Turn, Turn, Turn A tribute to Pete Seeger

On my way to church last Sunday morning, I picked up the detritus of our McCulture, a plastic bottle, a can, and a discarded coffee cup, all likely thrown from car windows. I went into the building, recycled the waste, washed my hands, and went up into the sanctuary.

There my ears heard Pete Seeger's Turn, Turn, Turn, and my mood turned. The  music was why I had come to church early. I knew we'd be singing Pete Seeger anthems, and I sought to fill my heart with his hopeful spirit. He had died a few days earlier, yet his spirit lives on in his songs.

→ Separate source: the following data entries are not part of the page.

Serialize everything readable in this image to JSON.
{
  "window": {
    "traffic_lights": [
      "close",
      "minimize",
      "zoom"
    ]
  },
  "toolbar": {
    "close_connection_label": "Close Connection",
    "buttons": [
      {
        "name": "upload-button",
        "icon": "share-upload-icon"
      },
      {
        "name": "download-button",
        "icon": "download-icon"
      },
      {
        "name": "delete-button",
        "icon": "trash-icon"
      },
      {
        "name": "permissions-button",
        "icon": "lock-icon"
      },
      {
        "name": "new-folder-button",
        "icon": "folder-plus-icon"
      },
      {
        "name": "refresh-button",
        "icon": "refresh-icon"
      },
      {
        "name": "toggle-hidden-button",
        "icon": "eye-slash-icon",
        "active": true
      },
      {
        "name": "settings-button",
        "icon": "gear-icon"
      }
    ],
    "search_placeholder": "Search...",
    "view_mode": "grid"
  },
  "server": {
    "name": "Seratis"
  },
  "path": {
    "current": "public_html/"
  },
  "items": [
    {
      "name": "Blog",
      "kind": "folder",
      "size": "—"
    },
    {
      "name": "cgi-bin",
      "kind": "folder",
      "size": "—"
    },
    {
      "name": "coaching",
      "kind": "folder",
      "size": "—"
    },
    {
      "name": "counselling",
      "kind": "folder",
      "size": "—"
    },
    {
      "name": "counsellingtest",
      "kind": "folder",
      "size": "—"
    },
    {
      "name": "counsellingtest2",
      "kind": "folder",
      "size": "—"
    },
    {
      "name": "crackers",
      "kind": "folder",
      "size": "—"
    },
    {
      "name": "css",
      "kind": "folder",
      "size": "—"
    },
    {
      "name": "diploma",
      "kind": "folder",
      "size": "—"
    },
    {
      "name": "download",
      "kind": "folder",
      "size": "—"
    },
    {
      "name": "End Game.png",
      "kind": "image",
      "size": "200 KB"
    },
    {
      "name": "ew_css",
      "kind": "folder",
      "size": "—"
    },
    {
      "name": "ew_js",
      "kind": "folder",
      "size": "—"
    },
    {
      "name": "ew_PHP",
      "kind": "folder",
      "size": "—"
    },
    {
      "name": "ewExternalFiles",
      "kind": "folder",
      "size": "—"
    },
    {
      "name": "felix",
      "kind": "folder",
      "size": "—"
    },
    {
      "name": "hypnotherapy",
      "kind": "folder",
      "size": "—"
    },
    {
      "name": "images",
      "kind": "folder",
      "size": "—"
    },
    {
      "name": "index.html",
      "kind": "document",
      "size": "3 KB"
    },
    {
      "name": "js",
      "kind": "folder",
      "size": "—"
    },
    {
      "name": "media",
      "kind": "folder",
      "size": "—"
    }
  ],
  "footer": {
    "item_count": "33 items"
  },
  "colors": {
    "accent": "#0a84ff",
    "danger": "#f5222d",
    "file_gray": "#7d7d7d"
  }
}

The previous evening I had watched PBS's American Masters program about Pete Seeger's life. Against the odds of fascism, racism, political hypocrisy and environmental degradation, he fought using music and love. I came to church to sing together with the congregation and catch his spirit, catch the power of many voices calling for change and peace together.

Every day there are new inescapable stories about poisoned rivers and droughts, extreme weather and sea level rise. That morning I had read about the severe drought in California. Earlier in the week there had been stories about the decline of Monarch butterfly populations and the threat to bees from monoculture fields of GMO crops. There was a story about a report released by the State Department declaring that proceeding with the Keystone pipeline would not harm the environment. 

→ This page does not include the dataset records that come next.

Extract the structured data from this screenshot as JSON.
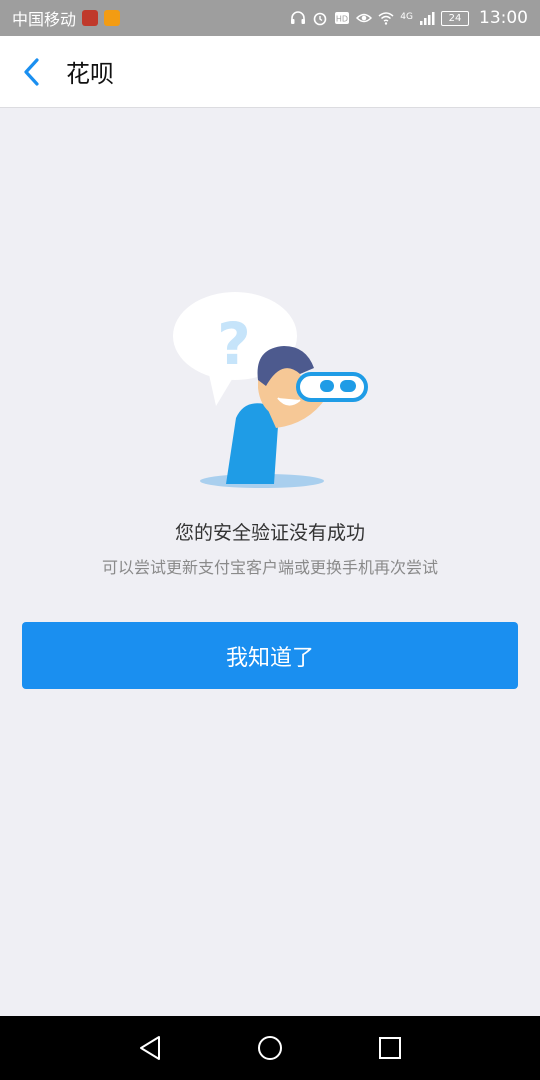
{
  "status_bar": {
    "carrier": "中国移动",
    "network": "4G",
    "battery": "24",
    "time": "13:00",
    "icons": [
      "app-icon-red",
      "app-icon-orange",
      "headphones-icon",
      "alarm-icon",
      "hd-icon",
      "eye-icon",
      "wifi-icon",
      "signal-icon",
      "battery-icon"
    ]
  },
  "header": {
    "back_icon": "chevron-left-icon",
    "title": "花呗"
  },
  "main": {
    "illustration": "person-with-binoculars-question",
    "question_mark": "?",
    "message_title": "您的安全验证没有成功",
    "message_subtitle": "可以尝试更新支付宝客户端或更换手机再次尝试",
    "confirm_label": "我知道了"
  },
  "nav_bar": {
    "icons": [
      "back-triangle-icon",
      "home-circle-icon",
      "recents-square-icon"
    ]
  },
  "colors": {
    "accent": "#1a8ff0",
    "background": "#efeff4",
    "status_bar": "#9e9e9e"
  }
}
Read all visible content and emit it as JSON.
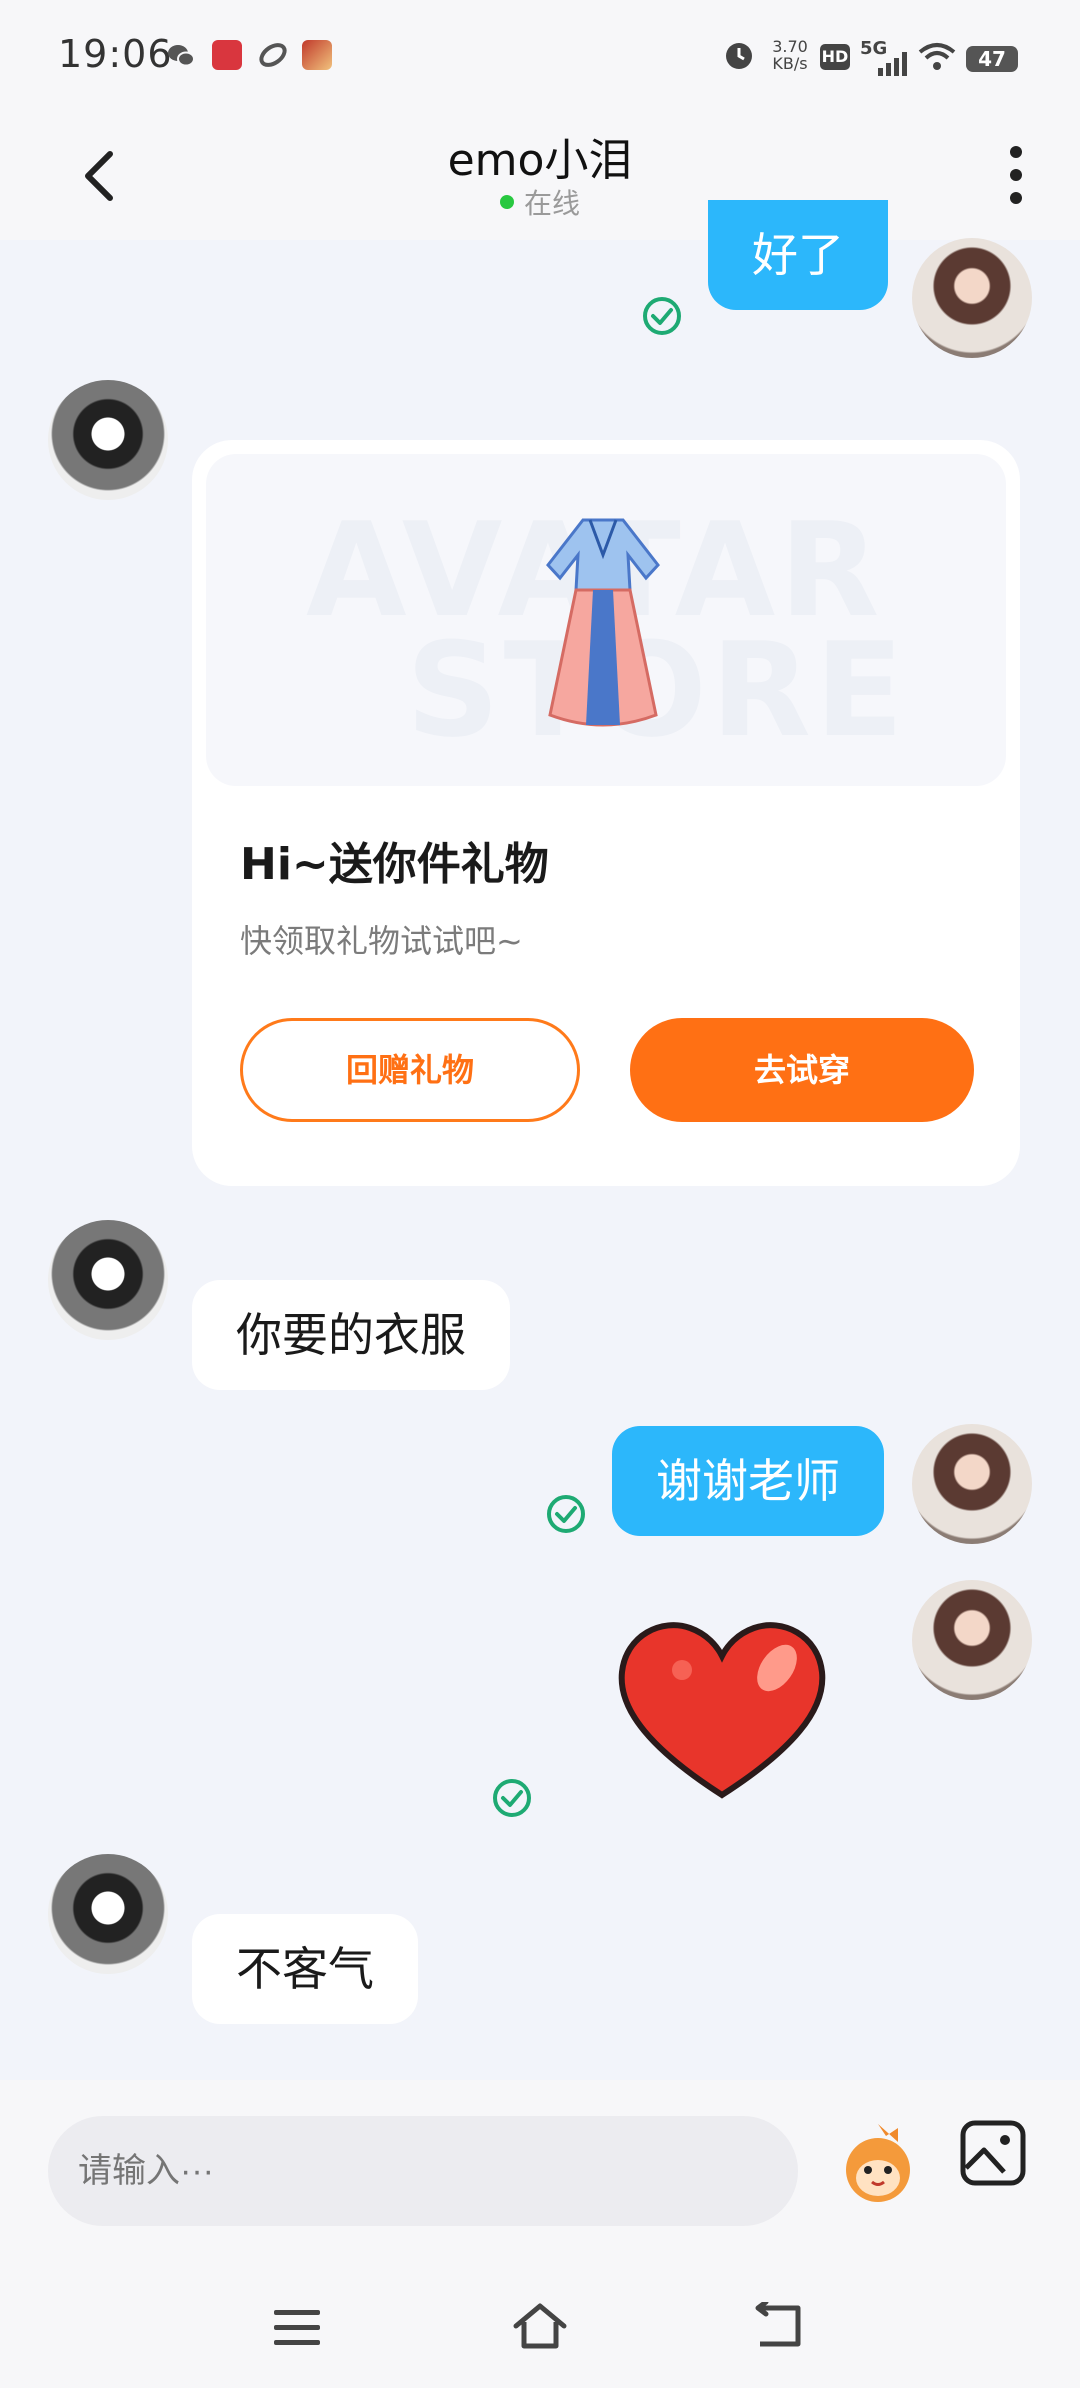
{
  "status_bar": {
    "time": "19:06",
    "net_speed": "3.70",
    "net_speed_unit": "KB/s",
    "hd": "HD",
    "network": "5G",
    "battery": "47"
  },
  "header": {
    "title": "emo小泪",
    "presence": "在线"
  },
  "messages": {
    "m1": "好了",
    "gift_title": "Hi~送你件礼物",
    "gift_sub": "快领取礼物试试吧~",
    "gift_btn_return": "回赠礼物",
    "gift_btn_try": "去试穿",
    "gift_watermark_1": "AVATAR",
    "gift_watermark_2": "STORE",
    "m3": "你要的衣服",
    "m4": "谢谢老师",
    "m6": "不客气"
  },
  "composer": {
    "placeholder": "请输入···"
  },
  "colors": {
    "outgoing_bubble": "#2cb7fb",
    "incoming_bubble": "#ffffff",
    "accent_orange": "#ff7014",
    "online": "#28c840",
    "read_check": "#1eaa73"
  },
  "icons": {
    "back": "back-arrow-icon",
    "more": "more-vertical-icon",
    "read": "read-check-icon",
    "heart": "heart-sticker",
    "mascot": "mascot-emoji-icon",
    "image": "image-picker-icon",
    "menu": "menu-icon",
    "home": "home-icon",
    "nav_back": "nav-back-icon"
  }
}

Monday I gathered with others at the corner of routes 20 and 27, right in front of our church, to hold signs and protest the pipeline. I tried to bring Pete Seeger's positive attitude that things will change.

It is so hard to read story after story about what human industrialism is doing to the environment. Perhaps soon the weight of the stories along with more and more visible signs of climate change will lead far more people to take action. Attitudes, even those of our leaders, can change. After all Pete Seeger, who had been brought before the House Un-American Activities Committee and charged with contempt of Congress and blacklisted in the 1950s and 60s, received the Natioanal Medal of the Arts in 1994.

I attended a lecture late last month where the speaker Charles Eisenstein, an environmental economist, talked about a change in people's attitudes occurring quicker than we might anticipate. He supposed that for many, the change had already occurred. But few are ready to admit it and take action. He posited that already few people believe stories told to us by mainstream media, corporations, or even our government. When we drive among the ugly strip malls along the sides of our four lane streets, we are repulsed by the ugliness. Here I paraphrase Eisenstein who asked, How is it that 5000 years of architectural advancement could lead to this? Do we believe the slogan on the billboard? Do we believe the Congressmen denying scientific facts?

Do we really believe the repeated story of American exceptionalism? Are Americans citizens in a land of broadening democracy and opportunity or are we mere consumers? Last Sunday evening I spent time at a Superbowl party. Ads costing companies millions of dollars played. They didn't convince me that Coke is better than Pepsi or that I'll love McDonalds. Did they convince anyone? Yet a hundred million people watched this game absorbing its message of commercialism and conflict. I watched too, but the next day I stood with about 50 people holding signs to protest a pipeline that will further enable inefficient dirty energy to be pulled from the ground and its carbon dioxide to further pollute our air. I stood with those turning to a different story.